There is an engineered virus that when injected into the blood, it selectively targets cancer cells throughout the body and attacks the tumors without destroying healthy cells.
Scientists from the Ottawa Hospital Research Institute have succeeded in creating the virus that have been labeled a medical first and have tested it in small trials on 23 patients, according to a new study in the scientific journal Nature.
For decades, the idea of using viruses to fight cancer has interested scientists. That interest has since grown with recent advances in genetic engineering, which have made it possible to custom design viruses that target cancer tumors.
Researchers believe the new findings could one day transform therapies. The ultimate goal is to use viruses as a cancer treatment - likely in combination with chemotherapy.
The virus, JX-594, is said to have invaded and replicated in cancer tissue from seven of eight patients who received the highest doses of the agent. Six of the eight had their tumors shrink or stabilized.
However, the virus didn't cure cancer and patients were only given one dose of the virus because the trial was designed to test the safety of the virus.
Cancer specialists said using viruses showed real promise.
This is the first time in medical history that a viral therapy has been shown to consistently and selectively replicate in cancer tissue after intravenous infusion in humans, John Bell, PhD, of the Ottawa Hospital Research Institute in Ontario, said in a statement.
Bell said in this study, the virus was designed so that it can only grow in cancers and cannot grow in any normal tissues.

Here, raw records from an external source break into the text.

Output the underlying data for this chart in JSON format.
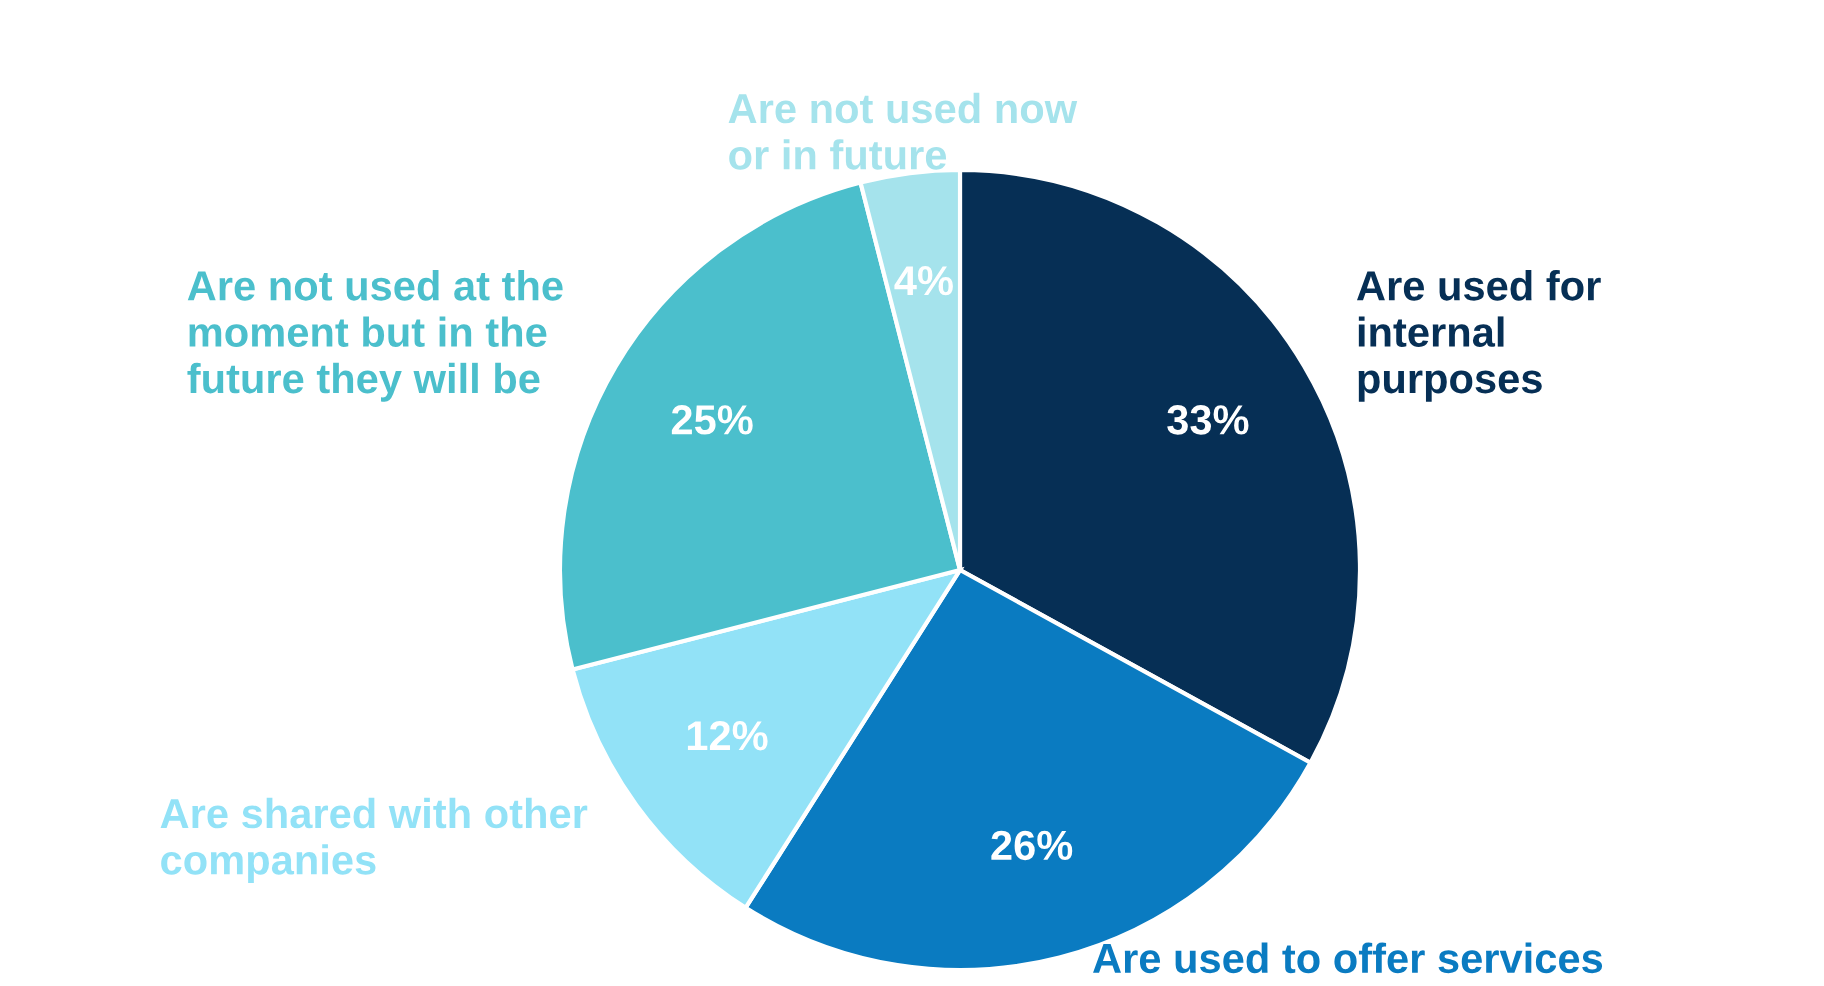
{
  "chart_data": {
    "type": "pie",
    "categories": [
      "Are used for\ninternal\npurposes",
      "Are used to offer services",
      "Are shared with other\ncompanies",
      "Are not used at the\nmoment but in the\nfuture they will be",
      "Are not used now\nor in future"
    ],
    "values": [
      33,
      26,
      12,
      25,
      4
    ],
    "colors": [
      "#062f55",
      "#0a7bc1",
      "#92e2f7",
      "#4bbfcc",
      "#a5e3ec"
    ],
    "value_labels": [
      "33%",
      "26%",
      "12%",
      "25%",
      "4%"
    ]
  }
}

We think that with this selective approach we may be able to treat cancer continuously with the virus and hopefully effect a complete remission of the disease, he told CBC News. Intravenous delivery is crucial for cancer treatment because it allows us to target tumours throughout the body as opposed to just those that we can directly inject. The study is also important because it shows that we can use this approach to selectively express foreign genes in tumours, opening the door to a whole new suite of targeted cancer therapies.

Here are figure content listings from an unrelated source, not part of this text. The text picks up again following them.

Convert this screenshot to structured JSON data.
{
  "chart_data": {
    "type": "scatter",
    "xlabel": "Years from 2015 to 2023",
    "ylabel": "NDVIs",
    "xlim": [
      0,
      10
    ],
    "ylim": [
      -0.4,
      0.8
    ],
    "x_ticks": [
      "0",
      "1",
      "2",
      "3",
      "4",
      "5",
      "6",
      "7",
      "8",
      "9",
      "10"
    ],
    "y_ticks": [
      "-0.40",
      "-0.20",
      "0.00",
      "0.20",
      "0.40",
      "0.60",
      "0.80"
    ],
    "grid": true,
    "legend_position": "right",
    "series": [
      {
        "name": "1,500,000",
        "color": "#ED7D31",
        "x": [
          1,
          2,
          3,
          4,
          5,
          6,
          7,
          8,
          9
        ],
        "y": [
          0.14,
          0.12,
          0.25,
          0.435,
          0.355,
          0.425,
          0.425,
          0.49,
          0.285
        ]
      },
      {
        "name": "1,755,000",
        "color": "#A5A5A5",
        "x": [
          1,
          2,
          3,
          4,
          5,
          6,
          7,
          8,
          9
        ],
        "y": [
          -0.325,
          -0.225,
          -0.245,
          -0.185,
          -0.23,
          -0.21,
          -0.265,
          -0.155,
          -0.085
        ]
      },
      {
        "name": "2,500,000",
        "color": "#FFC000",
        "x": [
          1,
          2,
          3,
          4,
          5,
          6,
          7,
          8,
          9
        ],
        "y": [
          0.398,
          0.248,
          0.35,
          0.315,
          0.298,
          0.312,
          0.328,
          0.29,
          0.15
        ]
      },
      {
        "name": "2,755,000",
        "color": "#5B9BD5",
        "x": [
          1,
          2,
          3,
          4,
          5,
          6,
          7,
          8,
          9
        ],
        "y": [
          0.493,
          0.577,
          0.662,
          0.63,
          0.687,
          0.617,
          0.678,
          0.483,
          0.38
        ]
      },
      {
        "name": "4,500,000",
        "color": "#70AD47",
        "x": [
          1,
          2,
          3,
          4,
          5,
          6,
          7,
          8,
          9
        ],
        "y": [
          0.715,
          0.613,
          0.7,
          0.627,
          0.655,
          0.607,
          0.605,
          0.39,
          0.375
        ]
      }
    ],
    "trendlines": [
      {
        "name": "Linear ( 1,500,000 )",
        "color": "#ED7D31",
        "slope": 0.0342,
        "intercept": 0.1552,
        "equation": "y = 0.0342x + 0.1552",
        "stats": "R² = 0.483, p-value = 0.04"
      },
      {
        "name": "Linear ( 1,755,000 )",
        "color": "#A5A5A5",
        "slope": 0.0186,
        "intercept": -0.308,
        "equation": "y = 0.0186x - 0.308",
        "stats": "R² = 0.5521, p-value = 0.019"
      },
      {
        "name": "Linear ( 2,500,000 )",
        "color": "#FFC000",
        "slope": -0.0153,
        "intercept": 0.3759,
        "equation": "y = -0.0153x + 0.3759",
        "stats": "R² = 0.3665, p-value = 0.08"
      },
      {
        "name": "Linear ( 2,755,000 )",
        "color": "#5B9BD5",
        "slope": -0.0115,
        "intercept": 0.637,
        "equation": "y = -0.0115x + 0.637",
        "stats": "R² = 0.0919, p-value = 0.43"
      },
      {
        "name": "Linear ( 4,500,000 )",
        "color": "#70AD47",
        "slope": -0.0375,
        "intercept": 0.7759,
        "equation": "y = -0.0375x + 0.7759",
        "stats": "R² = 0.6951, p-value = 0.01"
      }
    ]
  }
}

The most common side effects were mild flu-like symptoms that lasted no more than 24 hours. Side effects also incleded fatigue, headache, nausea, hypotension, vomiting, tachycardia, hypertension, anorexia, and myalgia. Dose-limiting toxicities were not observed, according to MedPage Today.
The Canadian scientists say additional research is needed and they believe this early success will lead to a new generation of targeted cancer treatments.